UCLA fires Lavin

AP Sports Writer

LOS ANGELES (AP) — Steve Lavin’s hiring as UCLA basketball coach in 1996 was shocking. His firing sure wasn’t.

Lavin was dismissed Monday after the team’s first losing season in 55 years, a move widely anticipated for months by everyone, including Lavin.

“I’ve been leaning toward this decision over the last several weeks,” said first-year athletic director Dan Guerrero, who fired his second major coach at the school in 3 1/2 months. “Can a coach have a bad year? Sure they can, but it’s about looking to the future.”

Football coach Bob Toledo was let go in December after seven years on the job.

Lavin went 145-78 in seven years and took the Bruins to the final 16 of the NCAA tournament five times in six years, a feat matched only by Duke coach Mike Krzyzewski.

Lavin’s teams won at least 20 games every season except this one.

UCLA went 10-19 overall and 6-12 in Pac-10 play, finishing sixth for the second straight year — its worst-ever conference showing.

“That’s not acceptable,” Guerrero said after a 13-minute campus news conference. “You need to be consistent throughout the year. You need to finish at the top of your conference.”

Lavin fell into the job when Jim Harrick was fired in November 1996 — only a week before the season began and 19 months after the Bruins won their 11th and most recent national championship. Then-AD Peter Dalis had no choice but to promote Lavin from unproven assistant to head coach. Veterans Mark Gottfried and Lorenzo Romar had left for head coaching jobs, leaving Lavin as the No. 1 assistant.

“From the interim days seven years ago to these final days, I think the kids would agree I’ve been probably very consistent, probably to a fault sometimes,” Lavin said after coaching his final game Friday. “I’ve really been the same for seven years.”

But his teams weren’t.

Under Lavin, the Bruins were known for being unpredictable and unable to close out games against inferior opponents.

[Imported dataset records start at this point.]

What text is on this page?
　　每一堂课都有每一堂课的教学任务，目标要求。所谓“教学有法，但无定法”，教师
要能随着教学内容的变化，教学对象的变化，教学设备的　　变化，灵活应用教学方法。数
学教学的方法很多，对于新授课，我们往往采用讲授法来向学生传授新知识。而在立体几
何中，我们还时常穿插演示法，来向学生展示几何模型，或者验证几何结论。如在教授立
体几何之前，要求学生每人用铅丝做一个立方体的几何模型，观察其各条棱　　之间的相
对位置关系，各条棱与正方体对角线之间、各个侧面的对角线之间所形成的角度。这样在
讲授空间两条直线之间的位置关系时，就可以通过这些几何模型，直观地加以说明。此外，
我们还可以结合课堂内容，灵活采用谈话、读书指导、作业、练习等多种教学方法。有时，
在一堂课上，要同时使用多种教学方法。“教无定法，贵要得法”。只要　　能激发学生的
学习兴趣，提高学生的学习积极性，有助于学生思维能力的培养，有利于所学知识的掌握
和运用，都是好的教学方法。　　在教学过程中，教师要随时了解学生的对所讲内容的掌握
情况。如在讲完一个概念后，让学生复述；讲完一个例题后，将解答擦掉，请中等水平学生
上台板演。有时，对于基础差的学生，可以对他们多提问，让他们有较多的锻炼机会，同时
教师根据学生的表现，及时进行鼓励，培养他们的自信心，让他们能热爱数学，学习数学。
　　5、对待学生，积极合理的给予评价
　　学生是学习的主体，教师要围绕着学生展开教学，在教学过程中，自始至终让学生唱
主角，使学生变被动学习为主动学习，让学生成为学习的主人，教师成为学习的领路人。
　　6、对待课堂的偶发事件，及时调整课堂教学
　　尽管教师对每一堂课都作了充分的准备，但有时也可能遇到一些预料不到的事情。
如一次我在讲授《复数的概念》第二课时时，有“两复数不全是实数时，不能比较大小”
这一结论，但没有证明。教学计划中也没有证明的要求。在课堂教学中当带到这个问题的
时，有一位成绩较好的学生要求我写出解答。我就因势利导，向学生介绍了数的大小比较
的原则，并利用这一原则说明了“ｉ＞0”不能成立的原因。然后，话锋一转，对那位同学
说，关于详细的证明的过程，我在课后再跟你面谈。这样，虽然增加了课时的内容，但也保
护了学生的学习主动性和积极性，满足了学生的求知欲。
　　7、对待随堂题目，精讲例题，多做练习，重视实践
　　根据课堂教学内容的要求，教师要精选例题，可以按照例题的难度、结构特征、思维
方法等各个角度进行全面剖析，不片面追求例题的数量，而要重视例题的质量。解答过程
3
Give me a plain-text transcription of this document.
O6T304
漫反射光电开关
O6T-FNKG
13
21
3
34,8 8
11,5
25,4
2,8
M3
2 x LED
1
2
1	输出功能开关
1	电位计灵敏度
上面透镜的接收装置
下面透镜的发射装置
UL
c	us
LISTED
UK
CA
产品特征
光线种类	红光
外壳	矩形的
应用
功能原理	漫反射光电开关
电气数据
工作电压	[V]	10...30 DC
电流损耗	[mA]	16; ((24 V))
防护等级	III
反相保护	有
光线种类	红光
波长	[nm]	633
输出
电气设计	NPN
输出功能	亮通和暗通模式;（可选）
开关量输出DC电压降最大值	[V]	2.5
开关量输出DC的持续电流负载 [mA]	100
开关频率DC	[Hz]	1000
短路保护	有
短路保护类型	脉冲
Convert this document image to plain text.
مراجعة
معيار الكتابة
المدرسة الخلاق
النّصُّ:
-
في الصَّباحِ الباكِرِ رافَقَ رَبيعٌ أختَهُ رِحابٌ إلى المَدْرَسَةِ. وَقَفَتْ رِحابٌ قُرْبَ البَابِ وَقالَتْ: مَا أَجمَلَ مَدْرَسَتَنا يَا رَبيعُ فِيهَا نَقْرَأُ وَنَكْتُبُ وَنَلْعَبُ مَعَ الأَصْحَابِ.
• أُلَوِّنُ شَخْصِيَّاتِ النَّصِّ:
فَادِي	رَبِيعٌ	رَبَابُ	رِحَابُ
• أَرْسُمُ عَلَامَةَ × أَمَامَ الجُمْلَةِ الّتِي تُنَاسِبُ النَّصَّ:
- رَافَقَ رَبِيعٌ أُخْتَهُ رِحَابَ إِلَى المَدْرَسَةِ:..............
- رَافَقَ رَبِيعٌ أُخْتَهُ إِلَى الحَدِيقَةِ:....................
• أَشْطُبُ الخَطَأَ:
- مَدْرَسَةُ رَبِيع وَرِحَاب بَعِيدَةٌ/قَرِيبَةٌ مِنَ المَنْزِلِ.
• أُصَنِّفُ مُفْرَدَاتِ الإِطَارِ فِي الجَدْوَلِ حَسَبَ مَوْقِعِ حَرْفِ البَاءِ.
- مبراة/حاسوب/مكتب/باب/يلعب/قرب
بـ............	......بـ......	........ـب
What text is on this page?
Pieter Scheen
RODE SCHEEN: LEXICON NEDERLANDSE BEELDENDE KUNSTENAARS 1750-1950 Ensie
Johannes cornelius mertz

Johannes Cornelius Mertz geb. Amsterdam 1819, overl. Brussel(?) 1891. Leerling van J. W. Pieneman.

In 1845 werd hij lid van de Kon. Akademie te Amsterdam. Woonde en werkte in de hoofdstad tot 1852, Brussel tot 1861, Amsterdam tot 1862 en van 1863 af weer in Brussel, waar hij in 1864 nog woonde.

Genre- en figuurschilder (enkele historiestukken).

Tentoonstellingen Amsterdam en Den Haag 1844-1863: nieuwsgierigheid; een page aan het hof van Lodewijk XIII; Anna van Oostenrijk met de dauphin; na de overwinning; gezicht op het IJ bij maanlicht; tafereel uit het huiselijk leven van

For all the electrifying victories during the Lavin years, including four upsets of No. 1-ranked teams, there were losses to Ball State, Cal State Northridge, Detroit Mercy, Northern Arizona, Pepperdine and Tulsa.

Lavin’s final two games typified his UCLA career. The Bruins stunned No. 1 Arizona in the first round of the Pac-10 tournament, only to blow an 11-point late in the next game and lose by one point to Oregon.

“We frankly were not a real solid team early in the year,” Guerrero said. “UCLA fans want to see a consistent effort. They’re very passionate.”

There were 10 losses at Pauley Pavilion, the most ever in a season, and the average attendance of 8,348 was the lowest since 1993 in the 12,819-seat arena.

At times, the Bruins were booed off their home floor, and fans wore T-shirts that said “Lose Lavin” and “Fire Lavin Immediately.”

It was a stunningly negative atmosphere at a school that has won a record 11 national championships: 10 under John Wooden in the 1960s and 1970s, and one under Harrick in 1995 — when Lavin was the No. 3 assistant.

“There are those individuals who believe the Wooden era can be replicated,” Guerrero said. “It’s not likely in our lifetimes.”

The Bruins had not had a losing record since going 12-13 under coach Wilbur Johns in 1948. Wooden replaced Johns the following season.

This season’s record was the worst for the Bruins since 1942, when they were 5-18 under Johns.

Guerrero informed Lavin of his decision over breakfast Monday.

“It was almost surreal,” Guerrero said. “We had a very pleasant conversation. He talked about fresh starts for both of us.”

For weeks, Lavin had spoken of his 12 years at UCLA, including five as an assistant, in the past tense, making his dismissal anticlimactic. He joked about his impending fate and even named a list of possible successors.

“I truly believe there was never any malice intended,” Guerrero said. “It was a way for him to cope. Steve acted with great dignity through some very difficult times.”

Lavin had five years remaining on his contract. He will receive a buyout of one year of his full salary of $578,000, and four years at the base salary of $153,000.

“I take the long view, and I am grateful for the experience of teaching at one of the world’s great universities,” Lavin said in a statement. “I will remember most the lasting friendships I’ve made, and I remain optimistic about the bright future of the program.”

Guerrero said he planned to consult with the 92-year-old Wooden concerning Lavin’s successor.

“It’s quite possible we won’t have a person named until after the Final Four,” Guerrero said. “This is a high-level hire for us.”

The Final Four ends April 7 in New Orleans.

Guerrero refused to identify potential candidates, but such names as Ben Howland of Pittsburgh, Mark Few of Gonzaga, Rick Majerus of Utah and former UCLA coach Larry Brown of the NBA’s Philadelphia 76ers have been mentioned.